Z ziemi włoskiej do Polski...
Dzisiejszym postem ciągle tkwimy jedną nogą w słonecznej Italii. No może nie nogą tylko sercem i myślami. Jesteśmy w kraju, gdzie pechowym numerem jest 17. Gdzie wynaleziono pizzę, termometr, fortepian, nitroglicerynę, lody, okulary, ekspres do kawy i telefon. Gdzie nie ma przedszkoli, a w sierpniu całe Włochy mają wakacje, nawet duże firmy. Gdzie pachnie słońcem, pomidorami i świeżymi ziołami. Gdzie są najciekawsze zabytki na świecie. Gdzie atmosfera na pewno jest gorąca. Gdzie kiedyś pojadę i oszaleję ze szczęścia, a przywiozę tyle zdjęć, że będę musiała je tydzień oglądać. Jest to kraj, który pasjonuje mnie i wciąga całkowicie i chciałabym tam spróbować każdej potrawy, a potem to wszystko opisać....



Wracamy z raju do zimnej Polski, która pachnie jedynie schabowym na klatkach bloków, a od 13 w niedzielę z mieszkań słychać tłuczenie kotletów. Ale całe szczęście u nas też sobie można kawałek Włoch spróbować i przybliżyć sobie tamtą kuchnię. Dzisiejszy post będzie o maleńkiej kanapeczce o nazwie Bruschetta. Historia zaczyna się, jak często to bywa od mojego męża, który upodobał sobie to danie chadzając tu i ówdzie.
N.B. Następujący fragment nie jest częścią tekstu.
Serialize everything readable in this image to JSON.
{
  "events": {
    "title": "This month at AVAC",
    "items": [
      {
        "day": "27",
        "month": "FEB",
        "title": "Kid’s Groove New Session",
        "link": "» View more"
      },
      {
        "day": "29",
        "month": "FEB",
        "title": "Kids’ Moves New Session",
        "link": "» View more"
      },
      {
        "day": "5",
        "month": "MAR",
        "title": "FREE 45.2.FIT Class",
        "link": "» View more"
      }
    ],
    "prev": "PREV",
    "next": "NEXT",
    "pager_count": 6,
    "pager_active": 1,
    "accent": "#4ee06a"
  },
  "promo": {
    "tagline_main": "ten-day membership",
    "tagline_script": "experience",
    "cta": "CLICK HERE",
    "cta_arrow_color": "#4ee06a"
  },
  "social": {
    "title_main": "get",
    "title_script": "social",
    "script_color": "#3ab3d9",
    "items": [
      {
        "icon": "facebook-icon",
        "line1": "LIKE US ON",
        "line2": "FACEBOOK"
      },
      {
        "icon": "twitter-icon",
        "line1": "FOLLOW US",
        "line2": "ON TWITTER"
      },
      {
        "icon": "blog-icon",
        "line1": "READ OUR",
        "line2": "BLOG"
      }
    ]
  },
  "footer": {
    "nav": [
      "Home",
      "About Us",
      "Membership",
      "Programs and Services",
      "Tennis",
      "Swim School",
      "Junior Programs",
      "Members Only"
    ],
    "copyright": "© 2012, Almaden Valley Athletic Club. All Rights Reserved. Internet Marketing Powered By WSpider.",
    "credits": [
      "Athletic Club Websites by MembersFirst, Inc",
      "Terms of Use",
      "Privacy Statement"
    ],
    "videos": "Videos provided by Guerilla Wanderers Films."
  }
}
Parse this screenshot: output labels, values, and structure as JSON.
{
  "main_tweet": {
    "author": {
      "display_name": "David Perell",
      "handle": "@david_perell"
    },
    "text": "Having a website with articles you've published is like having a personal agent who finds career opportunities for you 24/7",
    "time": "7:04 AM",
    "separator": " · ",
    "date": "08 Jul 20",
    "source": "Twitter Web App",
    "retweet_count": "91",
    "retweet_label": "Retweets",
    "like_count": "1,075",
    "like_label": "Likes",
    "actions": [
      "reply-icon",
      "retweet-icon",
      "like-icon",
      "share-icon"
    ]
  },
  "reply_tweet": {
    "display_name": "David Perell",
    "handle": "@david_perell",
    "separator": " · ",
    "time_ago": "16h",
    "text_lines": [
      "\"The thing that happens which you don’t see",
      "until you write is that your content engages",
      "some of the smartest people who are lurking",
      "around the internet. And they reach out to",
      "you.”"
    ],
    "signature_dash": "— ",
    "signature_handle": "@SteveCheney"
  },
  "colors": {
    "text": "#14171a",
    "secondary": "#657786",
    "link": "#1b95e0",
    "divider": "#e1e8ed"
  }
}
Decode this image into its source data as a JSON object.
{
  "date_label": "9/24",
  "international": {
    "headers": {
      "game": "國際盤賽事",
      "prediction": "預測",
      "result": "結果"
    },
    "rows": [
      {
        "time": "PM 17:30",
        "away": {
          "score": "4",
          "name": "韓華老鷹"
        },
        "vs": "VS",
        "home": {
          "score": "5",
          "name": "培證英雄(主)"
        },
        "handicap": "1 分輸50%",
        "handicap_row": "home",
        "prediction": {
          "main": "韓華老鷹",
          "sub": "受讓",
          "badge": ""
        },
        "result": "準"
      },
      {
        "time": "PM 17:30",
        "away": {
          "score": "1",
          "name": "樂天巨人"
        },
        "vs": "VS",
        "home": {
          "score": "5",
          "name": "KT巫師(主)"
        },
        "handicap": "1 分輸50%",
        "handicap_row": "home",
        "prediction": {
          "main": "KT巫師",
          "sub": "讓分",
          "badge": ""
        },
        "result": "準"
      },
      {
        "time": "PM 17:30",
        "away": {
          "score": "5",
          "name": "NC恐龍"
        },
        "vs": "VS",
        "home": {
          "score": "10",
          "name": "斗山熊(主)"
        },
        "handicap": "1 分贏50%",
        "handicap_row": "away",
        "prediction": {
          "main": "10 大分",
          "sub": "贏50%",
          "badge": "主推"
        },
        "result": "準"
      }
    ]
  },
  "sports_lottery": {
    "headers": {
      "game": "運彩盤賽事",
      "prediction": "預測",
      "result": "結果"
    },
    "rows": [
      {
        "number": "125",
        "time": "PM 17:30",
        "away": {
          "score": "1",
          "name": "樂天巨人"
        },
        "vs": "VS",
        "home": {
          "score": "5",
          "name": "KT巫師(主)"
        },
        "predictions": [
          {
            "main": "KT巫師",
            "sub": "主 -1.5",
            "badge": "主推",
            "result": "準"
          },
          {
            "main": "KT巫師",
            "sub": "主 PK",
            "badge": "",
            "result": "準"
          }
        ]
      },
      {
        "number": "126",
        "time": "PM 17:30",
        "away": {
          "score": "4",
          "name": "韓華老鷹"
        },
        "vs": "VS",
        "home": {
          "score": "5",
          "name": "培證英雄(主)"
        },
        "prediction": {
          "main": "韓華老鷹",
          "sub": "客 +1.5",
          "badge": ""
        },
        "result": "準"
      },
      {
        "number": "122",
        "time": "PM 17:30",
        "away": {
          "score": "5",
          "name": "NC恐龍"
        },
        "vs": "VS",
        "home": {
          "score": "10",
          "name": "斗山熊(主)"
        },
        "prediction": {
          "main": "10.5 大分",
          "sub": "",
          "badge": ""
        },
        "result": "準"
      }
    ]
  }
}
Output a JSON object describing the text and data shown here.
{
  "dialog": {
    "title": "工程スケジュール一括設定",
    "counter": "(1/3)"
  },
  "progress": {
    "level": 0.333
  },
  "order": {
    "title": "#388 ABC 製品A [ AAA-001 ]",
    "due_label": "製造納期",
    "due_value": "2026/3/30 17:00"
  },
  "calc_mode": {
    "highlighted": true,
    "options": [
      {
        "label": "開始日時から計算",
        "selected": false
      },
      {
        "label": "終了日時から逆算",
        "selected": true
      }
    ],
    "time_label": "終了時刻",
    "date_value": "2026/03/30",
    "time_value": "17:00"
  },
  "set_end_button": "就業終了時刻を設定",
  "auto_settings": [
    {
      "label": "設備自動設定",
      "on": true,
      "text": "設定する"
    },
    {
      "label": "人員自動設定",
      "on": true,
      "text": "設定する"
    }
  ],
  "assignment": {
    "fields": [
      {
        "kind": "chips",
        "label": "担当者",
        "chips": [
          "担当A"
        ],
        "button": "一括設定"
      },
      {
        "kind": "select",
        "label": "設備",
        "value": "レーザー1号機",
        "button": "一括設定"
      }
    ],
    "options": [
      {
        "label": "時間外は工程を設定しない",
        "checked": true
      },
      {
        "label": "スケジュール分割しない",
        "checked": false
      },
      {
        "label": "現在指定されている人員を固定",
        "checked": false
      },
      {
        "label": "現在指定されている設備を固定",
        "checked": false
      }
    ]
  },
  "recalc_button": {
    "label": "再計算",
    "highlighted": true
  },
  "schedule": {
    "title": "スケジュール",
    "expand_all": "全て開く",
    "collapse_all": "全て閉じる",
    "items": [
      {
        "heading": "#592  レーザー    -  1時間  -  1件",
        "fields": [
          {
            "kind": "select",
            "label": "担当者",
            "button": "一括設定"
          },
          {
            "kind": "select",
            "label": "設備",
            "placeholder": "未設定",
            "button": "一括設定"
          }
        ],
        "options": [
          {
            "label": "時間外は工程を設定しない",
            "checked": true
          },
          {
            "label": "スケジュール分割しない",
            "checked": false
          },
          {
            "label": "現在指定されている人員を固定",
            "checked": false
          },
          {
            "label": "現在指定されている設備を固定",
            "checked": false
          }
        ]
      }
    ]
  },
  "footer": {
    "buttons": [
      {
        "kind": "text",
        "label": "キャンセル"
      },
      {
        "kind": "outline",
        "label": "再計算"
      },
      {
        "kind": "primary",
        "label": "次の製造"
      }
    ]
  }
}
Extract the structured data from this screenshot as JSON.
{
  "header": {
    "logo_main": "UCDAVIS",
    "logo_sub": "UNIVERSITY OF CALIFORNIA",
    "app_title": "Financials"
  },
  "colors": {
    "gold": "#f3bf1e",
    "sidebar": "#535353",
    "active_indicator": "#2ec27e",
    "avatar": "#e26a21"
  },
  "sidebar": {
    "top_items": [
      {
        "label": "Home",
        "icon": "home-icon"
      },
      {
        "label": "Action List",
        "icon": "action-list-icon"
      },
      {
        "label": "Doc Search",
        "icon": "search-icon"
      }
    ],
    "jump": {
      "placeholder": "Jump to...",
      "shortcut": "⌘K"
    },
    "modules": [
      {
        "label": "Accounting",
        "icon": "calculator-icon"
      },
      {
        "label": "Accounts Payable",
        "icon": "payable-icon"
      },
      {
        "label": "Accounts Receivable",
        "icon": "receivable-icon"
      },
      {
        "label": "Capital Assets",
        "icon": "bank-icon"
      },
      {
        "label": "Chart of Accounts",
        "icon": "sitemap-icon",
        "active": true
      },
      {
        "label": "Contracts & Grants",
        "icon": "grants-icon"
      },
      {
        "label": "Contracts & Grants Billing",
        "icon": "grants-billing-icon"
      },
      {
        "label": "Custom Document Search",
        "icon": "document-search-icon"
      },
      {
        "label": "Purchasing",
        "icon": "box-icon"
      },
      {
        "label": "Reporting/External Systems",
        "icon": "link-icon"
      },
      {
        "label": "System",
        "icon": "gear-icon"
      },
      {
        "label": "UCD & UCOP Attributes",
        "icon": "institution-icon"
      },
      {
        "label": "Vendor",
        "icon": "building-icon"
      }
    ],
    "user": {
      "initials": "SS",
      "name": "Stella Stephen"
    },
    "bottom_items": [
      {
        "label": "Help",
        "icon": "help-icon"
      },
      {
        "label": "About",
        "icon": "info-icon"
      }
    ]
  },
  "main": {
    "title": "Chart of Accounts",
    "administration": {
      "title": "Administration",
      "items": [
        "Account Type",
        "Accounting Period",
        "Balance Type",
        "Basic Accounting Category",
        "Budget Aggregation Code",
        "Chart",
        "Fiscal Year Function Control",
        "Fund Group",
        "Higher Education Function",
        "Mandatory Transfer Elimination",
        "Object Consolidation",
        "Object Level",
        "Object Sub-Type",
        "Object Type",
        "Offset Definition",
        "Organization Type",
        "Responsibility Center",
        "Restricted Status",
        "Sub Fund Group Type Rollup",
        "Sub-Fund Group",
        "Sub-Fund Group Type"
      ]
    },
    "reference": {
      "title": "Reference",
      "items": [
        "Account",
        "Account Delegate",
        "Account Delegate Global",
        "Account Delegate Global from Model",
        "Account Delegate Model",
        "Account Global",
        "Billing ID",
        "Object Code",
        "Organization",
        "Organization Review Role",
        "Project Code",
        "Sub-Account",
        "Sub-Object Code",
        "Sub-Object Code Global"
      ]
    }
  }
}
Oczywiście standardowo o niczym innym nie mówił i jak tylko ktoś miał do nas wpaść padało słowo ,,A może Bruschetta?". Ja nie byłam długo przekonana do jego pomysłu, ale w końcu dałam się namówić. Uparty osioł też czasami ulega i przyznaje racje, że to był strzał w 10! Bruschetta znika ze stołu jak świeże bułki ze sklepu, no tak, to w zasadzie są świeże bułki. Jest to u nas w domu najszybciej znikający frykas, jaki udało mi się do tej pory przyrządzić. Pasuje jako przystawka przed głównym daniem, ale przede wszystkim jako przekąska na zimowe wieczory w gronie przyjaciół. Niezwykle aromatycznie pachnie i smakuje, a pracy tak naprawdę jest przy niej niewiele, aczkolwiek jest ona jak dla mnie średnio przyjemna. Obieranie pomidorów ze skórki, a następnie krojenie ich w drobną kostkę powoduje, że moja kuchnia zamienia się w basen kryty, a ze mnie cieknie sos pomidorowy z góry do dołu.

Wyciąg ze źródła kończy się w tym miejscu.